Ok — there are some books that you really want to love — and the author just doesn’t quite deliver. And yet — they aren’t bad enough to put down, but frustrating to continue on through the end. And then there are some books that you really don’t want to like — and they turn out to change your perceptions dramatically. And while like isn’t the right description for these books — they will impact at various levels. This book has been on my too read list for quite some time. It is one of those that I always look at and decide no — I don’t really want to read it. And then every time I am in a library, bookstore, or browsing audible or Barnes and Noble’s website — I just keep coming back to it. It crops up in strange places, and lots of people recommend it. So, I finally had to relent and read it. There is probably one description for this book — graphically disturbing.
For those with significantly conservative leanings and strong opinions about the concept that some material just doesn’t belong in print — this is not a book for you. This book stays with you partially because of the graphic shock effect that Bohjalian uses. Most people, when they think of World War II think of the Holocaust. They have almost become synonymous. However, this book takes a different approach. This one looks at it through the eyes of those who belong to the rapidly dying Third Reich. Boxed in by the Russians on the East and the British and Americans on the West — the German general populace is trapped in the middle. And Bohjalian paints this hunted people in the most graphic of detail. From horrifying rape scenes to the hopelessness of a defeated army in battle — this book haunts the reader through exposure in the most horrifying of ways.
There are strange issues of rage that come to the surface in this book as well. Everyone is angry. And yes, I understand this is a book about war torn Europe — and the defeat of the German nation. But the anger, while not unjustified, seems misplaced somehow. It is hard to describe. I get some of the anger — like the women in the forced death march, after untold horrors of the various concentration camps. And I get the manifestation of Callum’s righteous indignation of the atrocities — as this is an expression found time an again among the allies, as the camps were slowly, one by one, liberated. But this isn’t about the magnitude of the atrocities, so much as about the defeat of Germany’s army and the strangely superior animosity of the German people, which manifests as anger. It just seems misplaced to me somehow. And yet that anger is both latent and impotent — which eventually breaks down to the point of putting the struggles and tragedies of the Germans on a par with that of the Jews.

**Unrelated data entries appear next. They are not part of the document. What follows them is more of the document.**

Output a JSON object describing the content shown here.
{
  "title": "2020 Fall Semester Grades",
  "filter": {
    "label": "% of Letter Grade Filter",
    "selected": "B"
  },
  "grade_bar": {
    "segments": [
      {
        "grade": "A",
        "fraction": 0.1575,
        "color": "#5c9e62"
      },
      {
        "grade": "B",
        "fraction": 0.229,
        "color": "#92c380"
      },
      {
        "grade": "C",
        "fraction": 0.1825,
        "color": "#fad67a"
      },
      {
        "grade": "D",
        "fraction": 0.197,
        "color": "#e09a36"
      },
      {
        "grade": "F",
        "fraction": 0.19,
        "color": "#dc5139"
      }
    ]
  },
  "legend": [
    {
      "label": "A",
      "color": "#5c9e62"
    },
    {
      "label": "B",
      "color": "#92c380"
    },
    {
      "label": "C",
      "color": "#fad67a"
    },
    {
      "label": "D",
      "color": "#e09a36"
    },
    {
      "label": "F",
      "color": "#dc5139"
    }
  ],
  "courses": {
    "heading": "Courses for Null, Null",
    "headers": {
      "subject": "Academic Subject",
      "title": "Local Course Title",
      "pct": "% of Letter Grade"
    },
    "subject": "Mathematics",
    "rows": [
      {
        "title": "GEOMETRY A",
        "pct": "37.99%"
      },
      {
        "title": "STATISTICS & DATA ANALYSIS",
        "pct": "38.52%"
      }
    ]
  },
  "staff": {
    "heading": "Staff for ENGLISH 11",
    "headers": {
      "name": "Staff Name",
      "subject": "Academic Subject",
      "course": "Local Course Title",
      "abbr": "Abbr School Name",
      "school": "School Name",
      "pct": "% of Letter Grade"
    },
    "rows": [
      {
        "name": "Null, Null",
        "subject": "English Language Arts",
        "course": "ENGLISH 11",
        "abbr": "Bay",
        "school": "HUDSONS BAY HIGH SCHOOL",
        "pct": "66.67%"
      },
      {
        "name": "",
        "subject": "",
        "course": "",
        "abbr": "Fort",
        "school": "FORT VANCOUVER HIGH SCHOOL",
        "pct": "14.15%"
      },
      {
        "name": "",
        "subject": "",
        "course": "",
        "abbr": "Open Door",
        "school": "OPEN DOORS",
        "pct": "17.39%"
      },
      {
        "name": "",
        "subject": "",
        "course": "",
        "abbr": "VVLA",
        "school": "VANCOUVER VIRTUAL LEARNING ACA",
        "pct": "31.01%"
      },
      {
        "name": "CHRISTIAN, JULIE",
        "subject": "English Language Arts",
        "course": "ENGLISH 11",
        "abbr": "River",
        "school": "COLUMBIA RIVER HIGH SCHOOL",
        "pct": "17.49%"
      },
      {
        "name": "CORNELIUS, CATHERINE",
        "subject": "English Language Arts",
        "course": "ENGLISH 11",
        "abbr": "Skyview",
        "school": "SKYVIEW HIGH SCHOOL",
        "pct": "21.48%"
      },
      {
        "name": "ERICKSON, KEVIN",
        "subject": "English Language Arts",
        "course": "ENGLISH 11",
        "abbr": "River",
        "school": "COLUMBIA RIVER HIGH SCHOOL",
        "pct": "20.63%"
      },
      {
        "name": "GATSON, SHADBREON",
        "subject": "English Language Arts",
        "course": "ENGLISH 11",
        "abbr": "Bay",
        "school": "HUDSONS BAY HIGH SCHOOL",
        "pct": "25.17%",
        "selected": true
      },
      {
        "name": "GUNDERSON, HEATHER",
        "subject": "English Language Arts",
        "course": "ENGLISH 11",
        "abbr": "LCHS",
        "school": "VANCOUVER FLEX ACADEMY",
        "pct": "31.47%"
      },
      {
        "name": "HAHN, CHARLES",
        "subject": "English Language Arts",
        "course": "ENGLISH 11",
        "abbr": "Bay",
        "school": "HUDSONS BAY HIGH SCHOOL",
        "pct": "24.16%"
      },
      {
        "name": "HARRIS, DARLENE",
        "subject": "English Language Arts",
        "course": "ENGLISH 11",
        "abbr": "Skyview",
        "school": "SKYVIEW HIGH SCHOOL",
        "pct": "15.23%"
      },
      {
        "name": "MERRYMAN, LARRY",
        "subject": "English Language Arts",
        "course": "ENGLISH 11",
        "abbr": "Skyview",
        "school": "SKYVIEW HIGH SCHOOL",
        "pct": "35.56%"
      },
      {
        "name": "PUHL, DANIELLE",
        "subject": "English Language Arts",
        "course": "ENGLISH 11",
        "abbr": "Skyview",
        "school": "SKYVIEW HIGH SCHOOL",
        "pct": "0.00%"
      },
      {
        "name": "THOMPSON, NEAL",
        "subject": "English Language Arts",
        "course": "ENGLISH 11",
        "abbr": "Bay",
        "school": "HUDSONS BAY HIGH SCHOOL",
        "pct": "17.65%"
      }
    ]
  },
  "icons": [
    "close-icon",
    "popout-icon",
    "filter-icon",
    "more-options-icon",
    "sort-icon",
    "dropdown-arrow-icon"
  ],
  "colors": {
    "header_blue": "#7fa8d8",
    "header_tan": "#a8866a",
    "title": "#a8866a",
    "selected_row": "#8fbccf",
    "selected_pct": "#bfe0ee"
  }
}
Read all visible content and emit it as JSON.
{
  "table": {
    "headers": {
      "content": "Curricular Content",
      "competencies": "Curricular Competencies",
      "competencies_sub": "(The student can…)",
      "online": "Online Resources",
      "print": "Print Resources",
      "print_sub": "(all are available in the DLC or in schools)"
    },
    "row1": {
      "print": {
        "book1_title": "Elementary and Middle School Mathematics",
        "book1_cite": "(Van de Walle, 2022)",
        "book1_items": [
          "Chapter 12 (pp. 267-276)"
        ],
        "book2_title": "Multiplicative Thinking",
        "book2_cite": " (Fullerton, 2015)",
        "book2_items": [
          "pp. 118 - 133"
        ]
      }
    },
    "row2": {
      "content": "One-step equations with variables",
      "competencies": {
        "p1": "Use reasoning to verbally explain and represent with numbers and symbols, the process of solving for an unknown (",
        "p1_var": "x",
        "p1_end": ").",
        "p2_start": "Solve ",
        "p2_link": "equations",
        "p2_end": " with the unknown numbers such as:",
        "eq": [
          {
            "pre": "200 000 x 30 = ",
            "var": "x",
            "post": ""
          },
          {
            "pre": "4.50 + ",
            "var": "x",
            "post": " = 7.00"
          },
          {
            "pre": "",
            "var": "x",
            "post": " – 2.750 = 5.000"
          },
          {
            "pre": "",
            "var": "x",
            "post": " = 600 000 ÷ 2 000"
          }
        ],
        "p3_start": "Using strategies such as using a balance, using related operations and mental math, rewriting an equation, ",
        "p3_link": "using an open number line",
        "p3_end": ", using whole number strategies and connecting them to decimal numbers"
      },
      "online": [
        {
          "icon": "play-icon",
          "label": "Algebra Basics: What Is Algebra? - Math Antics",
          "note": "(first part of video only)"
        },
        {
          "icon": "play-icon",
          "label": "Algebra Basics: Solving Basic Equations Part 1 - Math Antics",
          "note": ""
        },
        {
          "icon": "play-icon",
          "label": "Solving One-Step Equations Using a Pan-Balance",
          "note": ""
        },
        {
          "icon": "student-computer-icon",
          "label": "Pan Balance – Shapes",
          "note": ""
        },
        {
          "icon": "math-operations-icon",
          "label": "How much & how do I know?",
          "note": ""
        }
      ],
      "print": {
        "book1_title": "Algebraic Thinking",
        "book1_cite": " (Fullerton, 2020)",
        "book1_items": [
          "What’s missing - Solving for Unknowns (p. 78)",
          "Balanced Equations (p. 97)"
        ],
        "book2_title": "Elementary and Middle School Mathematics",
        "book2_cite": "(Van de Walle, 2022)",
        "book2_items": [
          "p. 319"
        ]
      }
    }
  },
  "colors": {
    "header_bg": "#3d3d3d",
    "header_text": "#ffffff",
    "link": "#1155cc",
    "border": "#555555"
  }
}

The characters seem really strange in their development as well. From Urry’s overwhelming anger and contempt for the Germans who inflicted so much pain and eventually finds its express by ultimately driving him to become what we would define today as a serial killer — war or not; to Callum’s apparent disinterest in the war effort, or even being the paratrooper he was trained to be. This of course results in his strange disconnect from most of the story — while still playing a leading role. Anna’s naivete becomes absolutely irritating throughout the entire story. Where everyone moves towards the recognition that the Germans are not innocent victims in this horrifying situation — Anna just can’t get to that realization. She seems to float on the insulated perception that the allies are completely unjustified in their actions throughout nearly the entire book. And when she does finally wake up — it isn’t a sudden ah ha moment, so much as a passive acceptance that yes atrocities have occurred but the response of the opposing armies is completely out of proportion in comparison to what may have occurred.
The sex scenes are both horrifying and completely out of place. I get that people will turn to sex as an expression of extreme duress among other things — but this seems completely off the wall in its placement and occurrence. Combine that with the complete inappropriateness of the timing for some of the characters, as well as the graphic presentation of rapes for others — and the reader simply comes away with a horrifyingly disturbed feeling about the whole thing. It isn’t tawdry so much as downright creepy.
And if you are looking for closure of many of these story lines — you aren’t really going to find it. That — or the closure will seem so pointless, and inane to tragic proportions, or they simply stop abruptly — as if jarring the reader out of the story and back into reality, in the most whiplash type of end. And yet — this is the part of the story that Bohjalian got right. The realization that for the majority of Europe, i.e. the Germans, the Jews, the displaced nationals of Poland, the Ukraine, France and myriad other countries, never found closure. So many were left with no knowledge of what happened to family, friends and extended relations through the horror of the entire war that their lack of closure becomes that of the reader. Bohjalian forcibly puts the reader into the traumatic experience of feeling loss and confusion about what is happening, how did we get here and how does one ever start to piece lives back together, when the entire face of the world has been so completely rewritten, so as to not even be able to recognize the remnants of what was? Simply put — Bohjalian does have the ability to put the reader right in the middle of the end of the war — to horrifying effect and proportions. That experience will haunt the reader to no end. They will come away with an almost depressing feeling of fatality due to the complete pointlessness of war and the destructive wake it leaves behind.
This is not a read for the faint of heart. Nor is it one for those that have weak stomachs or lean towards happy endings. This is one you need to brace yourself going in — because it will leave scars behind, which will disturb and and stalk the reader for some time to come.